I was born at just the right time for home computing, just as it started up, and as a nerdy teenager it was ideal for me.
My love for computing started at school, I was 15 and I was made aware that there was a new extra curricular computer class starting, for the first time in the school. I went along, it was run by my Chemistry teacher Mr Hughes and involved learning about programming in the BASIC language, leading to a Computing O level qualification. There was one problem, the school had no computer! In fact there was no such thing as computers in schools. What we had to do was write our programs out on coding sheets, post these off to a local college, in Northampton (who had a mainframe computer), where our programs would get entered, using punch cards, run and the printed result sent back to us (along with our program saved on punch card). We had one chance to submit a program a week. If there was an error in the code, that weeks output would be a compiler error, whereby we would have to manually locate the error in the code and resubmit it next week. It was long winded but it was new and I found it fascinating.
The 'highlight' of the course was that during the summer holidays we were allowed to go to the local college, an hours bus ride away, and use the mainframe computer ourselves for a week. At the college we could use a paper driven teletype machines to enter and run our programs directly into the computer. This was a machine a bit like a typewriter with a printer output instead of a screen. I did once get a chance to use the single VDU terminal, which was in the actual computer room itself. You were not allowed to save your programs on the hard drive, it was all held in memory, you had to produce a ticker tape to save your program. There were some programs on the computer that you could run, including a few games such as naughts and crosses and hangman.
I found it all amazing, I could get the computer to 'think' and do things. In the 2nd year of the course we had to submit a program as course work. I decided to write a chess program. Of course it was far too ambitious, but I managed to get it to display a chess board and allow valid moves, I even managed to get the computer to make a couple of valid chess moves itself, but that was far as I got. It was good enough to pass the course though.
I even used the cover of a computer world magazine as the basis for an art piece I used in my O'level art portfolio.
At the same time, as the computer course was finishing, the home computer/games world was just starting. My dad bought home a Binatone games console which played pong on the tv. This was soon followed by a ZX80 which was amazing, I could write programs at home.
At this point I will leave home computing and games consoles to another blog entry.
I had no idea what I was going to do for a job. I was still at school doing some random A levels (Maths, Geography and Art). Knowing my love for computers, my dad took me along to an open day at Wellingborough Tresham College, who had teamed up with a local electronics company GEC Reliance to offer Computing apprenticeships with a BEC qualification. It was just what I wanted, but they wanted people with A levels, however they let me apply and I did an aptitude test and an Interview. Then, because they didn't have enough people to fill the course, I was offered a place. All of a sudden I had a job and left school.
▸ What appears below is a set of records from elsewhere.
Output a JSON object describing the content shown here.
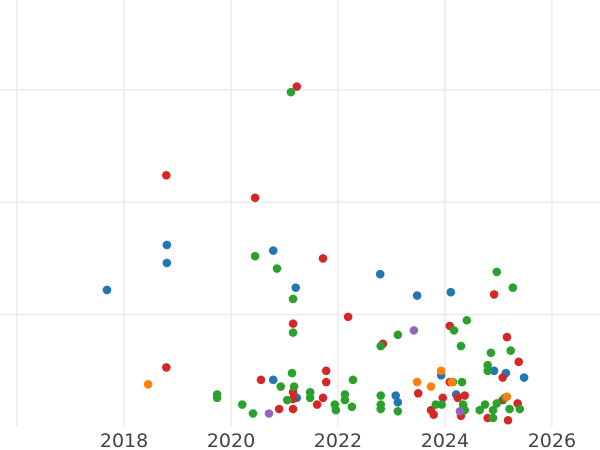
{
  "chart_data": {
    "type": "scatter",
    "title": "",
    "xlabel": "",
    "ylabel": "",
    "xlim": [
      2015.68,
      2026.9
    ],
    "ylim": [
      0,
      3.8
    ],
    "grid": true,
    "x_ticks": [
      2016,
      2018,
      2020,
      2022,
      2024,
      2026
    ],
    "x_tick_labels": [
      "",
      "2018",
      "2020",
      "2022",
      "2024",
      "2026"
    ],
    "y_gridlines": [
      1,
      2,
      3
    ],
    "series": [
      {
        "color": "#1f77b4",
        "points": [
          [
            2017.68,
            1.22
          ],
          [
            2018.8,
            1.62
          ],
          [
            2018.8,
            1.46
          ],
          [
            2020.79,
            1.57
          ],
          [
            2021.21,
            1.24
          ],
          [
            2022.79,
            1.36
          ],
          [
            2023.48,
            1.17
          ],
          [
            2024.11,
            1.2
          ],
          [
            2020.79,
            0.42
          ],
          [
            2021.23,
            0.26
          ],
          [
            2023.08,
            0.28
          ],
          [
            2023.93,
            0.46
          ],
          [
            2024.21,
            0.29
          ],
          [
            2024.92,
            0.5
          ],
          [
            2025.14,
            0.48
          ],
          [
            2025.48,
            0.44
          ],
          [
            2023.12,
            0.22
          ]
        ]
      },
      {
        "color": "#d62728",
        "points": [
          [
            2021.23,
            3.03
          ],
          [
            2018.79,
            2.24
          ],
          [
            2020.45,
            2.04
          ],
          [
            2021.72,
            1.5
          ],
          [
            2022.19,
            0.98
          ],
          [
            2021.16,
            0.92
          ],
          [
            2022.84,
            0.74
          ],
          [
            2024.92,
            1.18
          ],
          [
            2024.09,
            0.9
          ],
          [
            2025.16,
            0.8
          ],
          [
            2025.38,
            0.58
          ],
          [
            2018.79,
            0.53
          ],
          [
            2020.56,
            0.42
          ],
          [
            2021.78,
            0.5
          ],
          [
            2021.78,
            0.4
          ],
          [
            2021.16,
            0.31
          ],
          [
            2021.16,
            0.25
          ],
          [
            2020.9,
            0.16
          ],
          [
            2021.16,
            0.16
          ],
          [
            2021.61,
            0.2
          ],
          [
            2021.72,
            0.26
          ],
          [
            2023.5,
            0.3
          ],
          [
            2023.74,
            0.15
          ],
          [
            2023.79,
            0.11
          ],
          [
            2023.96,
            0.26
          ],
          [
            2024.3,
            0.1
          ],
          [
            2024.24,
            0.26
          ],
          [
            2024.37,
            0.28
          ],
          [
            2024.8,
            0.08
          ],
          [
            2025.08,
            0.24
          ],
          [
            2025.08,
            0.44
          ],
          [
            2025.18,
            0.06
          ],
          [
            2025.36,
            0.21
          ],
          [
            2024.09,
            0.4
          ]
        ]
      },
      {
        "color": "#2ca02c",
        "points": [
          [
            2021.12,
            2.98
          ],
          [
            2020.45,
            1.52
          ],
          [
            2020.86,
            1.41
          ],
          [
            2021.16,
            1.14
          ],
          [
            2021.16,
            0.84
          ],
          [
            2024.97,
            1.38
          ],
          [
            2025.27,
            1.24
          ],
          [
            2024.41,
            0.95
          ],
          [
            2024.17,
            0.86
          ],
          [
            2023.12,
            0.82
          ],
          [
            2022.8,
            0.72
          ],
          [
            2024.3,
            0.72
          ],
          [
            2024.86,
            0.66
          ],
          [
            2025.23,
            0.68
          ],
          [
            2024.8,
            0.55
          ],
          [
            2024.8,
            0.5
          ],
          [
            2019.74,
            0.29
          ],
          [
            2019.74,
            0.26
          ],
          [
            2020.21,
            0.2
          ],
          [
            2020.41,
            0.12
          ],
          [
            2020.93,
            0.36
          ],
          [
            2021.18,
            0.36
          ],
          [
            2021.14,
            0.48
          ],
          [
            2021.05,
            0.24
          ],
          [
            2021.48,
            0.31
          ],
          [
            2021.48,
            0.26
          ],
          [
            2021.94,
            0.2
          ],
          [
            2021.96,
            0.15
          ],
          [
            2022.13,
            0.29
          ],
          [
            2022.13,
            0.24
          ],
          [
            2022.26,
            0.18
          ],
          [
            2022.28,
            0.42
          ],
          [
            2022.8,
            0.28
          ],
          [
            2022.8,
            0.2
          ],
          [
            2022.8,
            0.16
          ],
          [
            2023.12,
            0.14
          ],
          [
            2023.83,
            0.2
          ],
          [
            2023.94,
            0.2
          ],
          [
            2024.15,
            0.4
          ],
          [
            2024.32,
            0.4
          ],
          [
            2024.34,
            0.2
          ],
          [
            2024.37,
            0.15
          ],
          [
            2024.65,
            0.15
          ],
          [
            2024.75,
            0.2
          ],
          [
            2024.9,
            0.15
          ],
          [
            2024.9,
            0.08
          ],
          [
            2024.97,
            0.21
          ],
          [
            2025.12,
            0.26
          ],
          [
            2025.21,
            0.16
          ],
          [
            2025.4,
            0.16
          ]
        ]
      },
      {
        "color": "#ff7f0e",
        "points": [
          [
            2018.45,
            0.38
          ],
          [
            2023.48,
            0.4
          ],
          [
            2023.74,
            0.36
          ],
          [
            2023.93,
            0.5
          ],
          [
            2024.13,
            0.4
          ],
          [
            2025.16,
            0.27
          ]
        ]
      },
      {
        "color": "#9467bd",
        "points": [
          [
            2023.42,
            0.86
          ],
          [
            2020.71,
            0.12
          ],
          [
            2024.28,
            0.14
          ]
        ]
      }
    ]
  }
}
The job was great, it involved 3 month chunks of time in the various departments within the company learning about all types of computing. Being a phone electronics company this varied considerably from very low level electronic based computing for phone control, electronic research computing analysing wave patterns using Fortran programs, office systems written in Basic on standalone PET machines and company mainframe systems in COBOL. This was interleaved with 6 weeks at college doing more academic computing. It was a great time, we were mainly left to do our own thing at work and I wrote a pretty good stock control system on the PET, although we were always fighting with lack of machine power and memory. I was always more interested in the business computing rather than the electronic computing. As we were left alone a lot I also wrote some games, a nice 'digger' type game on the PET and I completed the simple chess program I had started at school in COBOL on the mainframe (it wasn't very good, but it did play chess). I made a good friend Andrew Bailey whom I spent most of my placements with.
I loved programming.
I passed the BEC qualification, finished the apprenticeship and was offered a full time job in the business IT department writing COBOL programs.
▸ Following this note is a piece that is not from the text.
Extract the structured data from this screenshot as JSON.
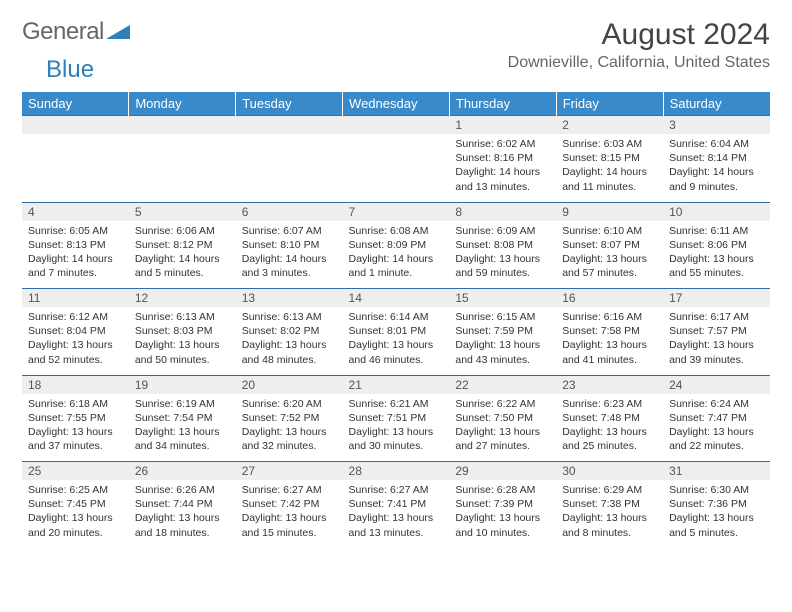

After a year I applied for a job in the computing department of another local firm Weatherbys, I'm not sure why exactly, I thing I was just curious. I was offered an Analyst job but the money wasn't any better than i was already on so I turned it down. But they had liked me so they offered a bit more money and I decided to give it a go. I have been there ever since.
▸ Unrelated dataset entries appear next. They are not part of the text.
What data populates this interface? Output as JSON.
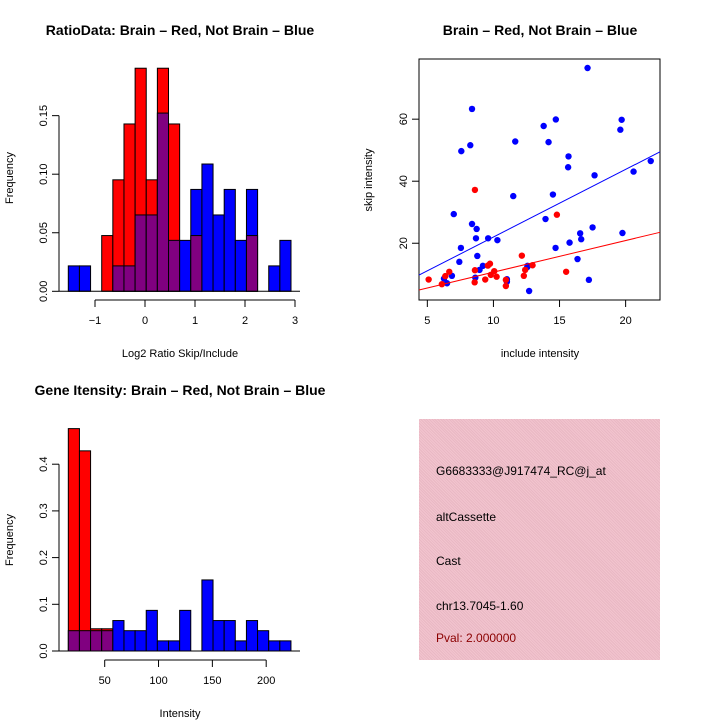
{
  "colors": {
    "brain": "#ff0000",
    "not_brain": "#0000ff",
    "overlap": "#800080",
    "panel": "#f0c0cc",
    "pval": "#8b0000"
  },
  "chart_data": [
    {
      "type": "bar",
      "title": "RatioData: Brain – Red, Not Brain – Blue",
      "xlabel": "Log2 Ratio Skip/Include",
      "ylabel": "Frequency",
      "bin_start": -1.534,
      "bin_width": 0.2227,
      "xticks": [
        -1,
        0,
        1,
        2,
        3
      ],
      "xtick_labels": [
        "−1",
        "0",
        "1",
        "2",
        "3"
      ],
      "yticks": [
        0,
        0.05,
        0.1,
        0.15
      ],
      "ytick_labels": [
        "0.00",
        "0.05",
        "0.10",
        "0.15"
      ],
      "ylim": [
        0,
        0.19
      ],
      "series": [
        {
          "name": "Brain",
          "color": "#ff0000",
          "values": [
            0,
            0,
            0,
            0.0476,
            0.0952,
            0.1429,
            0.1905,
            0.0952,
            0.1905,
            0.1429,
            0,
            0.0476,
            0,
            0,
            0,
            0,
            0.0476,
            0,
            0,
            0
          ]
        },
        {
          "name": "Not Brain",
          "color": "#0000ff",
          "values": [
            0.0217,
            0.0217,
            0,
            0,
            0.0217,
            0.0217,
            0.0652,
            0.0652,
            0.1522,
            0.0435,
            0.0435,
            0.087,
            0.1087,
            0.0652,
            0.087,
            0.0435,
            0.087,
            0,
            0.0217,
            0.0435
          ]
        }
      ]
    },
    {
      "type": "scatter",
      "title": "Brain – Red, Not Brain – Blue",
      "xlabel": "include intensity",
      "ylabel": "skip intensity",
      "xlim": [
        4.37,
        22.6
      ],
      "ylim": [
        1.7,
        79.4
      ],
      "xticks": [
        5,
        10,
        15,
        20
      ],
      "xtick_labels": [
        "5",
        "10",
        "15",
        "20"
      ],
      "yticks": [
        20,
        40,
        60
      ],
      "ytick_labels": [
        "20",
        "40",
        "60"
      ],
      "series": [
        {
          "name": "Not Brain",
          "color": "#0000ff",
          "fit": {
            "slope": 2.18,
            "intercept": 0.2
          },
          "points": [
            [
              17.12,
              76.5
            ],
            [
              8.38,
              63.3
            ],
            [
              19.7,
              59.8
            ],
            [
              14.72,
              59.9
            ],
            [
              13.8,
              57.8
            ],
            [
              19.6,
              56.6
            ],
            [
              11.65,
              52.8
            ],
            [
              14.17,
              52.6
            ],
            [
              8.25,
              51.6
            ],
            [
              7.57,
              49.7
            ],
            [
              15.68,
              48.0
            ],
            [
              15.65,
              44.5
            ],
            [
              21.9,
              46.5
            ],
            [
              20.6,
              43.1
            ],
            [
              17.65,
              41.9
            ],
            [
              11.5,
              35.2
            ],
            [
              14.5,
              35.7
            ],
            [
              7.0,
              29.4
            ],
            [
              13.94,
              27.8
            ],
            [
              8.38,
              26.2
            ],
            [
              8.73,
              24.6
            ],
            [
              17.5,
              25.1
            ],
            [
              19.76,
              23.3
            ],
            [
              16.56,
              23.2
            ],
            [
              16.64,
              21.3
            ],
            [
              8.68,
              21.6
            ],
            [
              9.6,
              21.6
            ],
            [
              10.3,
              21.0
            ],
            [
              15.76,
              20.2
            ],
            [
              7.54,
              18.5
            ],
            [
              14.7,
              18.5
            ],
            [
              8.78,
              15.9
            ],
            [
              7.42,
              14.0
            ],
            [
              16.36,
              14.9
            ],
            [
              9.2,
              12.7
            ],
            [
              8.95,
              11.4
            ],
            [
              12.58,
              12.7
            ],
            [
              12.56,
              12.3
            ],
            [
              8.63,
              8.9
            ],
            [
              6.86,
              9.5
            ],
            [
              6.26,
              8.6
            ],
            [
              6.49,
              7.1
            ],
            [
              11.02,
              8.4
            ],
            [
              11.02,
              7.6
            ],
            [
              17.22,
              8.2
            ],
            [
              12.7,
              4.6
            ]
          ]
        },
        {
          "name": "Brain",
          "color": "#ff0000",
          "fit": {
            "slope": 1.02,
            "intercept": 0.47
          },
          "points": [
            [
              8.6,
              37.2
            ],
            [
              14.8,
              29.2
            ],
            [
              12.15,
              16.0
            ],
            [
              9.74,
              13.4
            ],
            [
              9.58,
              12.8
            ],
            [
              12.96,
              12.9
            ],
            [
              12.4,
              11.4
            ],
            [
              8.6,
              11.3
            ],
            [
              6.66,
              10.8
            ],
            [
              10.06,
              11.0
            ],
            [
              15.5,
              10.8
            ],
            [
              9.8,
              9.8
            ],
            [
              10.24,
              9.2
            ],
            [
              12.3,
              9.5
            ],
            [
              6.36,
              9.4
            ],
            [
              5.1,
              8.3
            ],
            [
              9.38,
              8.3
            ],
            [
              6.1,
              6.8
            ],
            [
              8.58,
              7.4
            ],
            [
              10.94,
              6.2
            ],
            [
              10.94,
              8.2
            ]
          ]
        }
      ]
    },
    {
      "type": "bar",
      "title": "Gene Itensity: Brain – Red, Not Brain – Blue",
      "xlabel": "Intensity",
      "ylabel": "Frequency",
      "bin_start": 16.2,
      "bin_width": 10.34,
      "xticks": [
        50,
        100,
        150,
        200
      ],
      "xtick_labels": [
        "50",
        "100",
        "150",
        "200"
      ],
      "yticks": [
        0,
        0.1,
        0.2,
        0.3,
        0.4
      ],
      "ytick_labels": [
        "0.0",
        "0.1",
        "0.2",
        "0.3",
        "0.4"
      ],
      "ylim": [
        0,
        0.48
      ],
      "series": [
        {
          "name": "Brain",
          "color": "#ff0000",
          "values": [
            0.4762,
            0.4286,
            0.0476,
            0.0476,
            0,
            0,
            0,
            0,
            0,
            0,
            0,
            0,
            0,
            0,
            0,
            0,
            0,
            0,
            0,
            0
          ]
        },
        {
          "name": "Not Brain",
          "color": "#0000ff",
          "values": [
            0.0435,
            0.0435,
            0.0435,
            0.0435,
            0.0652,
            0.0435,
            0.0435,
            0.087,
            0.0217,
            0.0217,
            0.087,
            0,
            0.1522,
            0.0652,
            0.0652,
            0.0217,
            0.0652,
            0.0435,
            0.0217,
            0.0217
          ]
        }
      ]
    }
  ],
  "info_panel": {
    "probe": "G6683333@J917474_RC@j_at",
    "event_type": "altCassette",
    "class": "Cast",
    "location": "chr13.7045-1.60",
    "pval": "Pval: 2.000000"
  }
}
Weatherbys is an unusual company in that they administer horse racing in Great Britain under contract of the governing body, so the computer systems needed are varied and interesting. When I first started we were using COBOL on Honeywell mainframe computers, they even still had a data entry department and used ticker tape to communicate race details to the press.
The computing world has changed rapidly since I started, the biggest changes being the emergence of the PC and the Internet, and Weatherbys has had to incorporate these into its business. I have been involved in many interesting projects including, introducing relational databases, real time entry and processing of race entries (first via phone, then by the internet), interfacing with printing systems, the millennium changeover and many others.
When I was in my 30s I did a computing degree at Northampton University as a part time evening course.
I still love computers, although today I don't get much change to do any programming.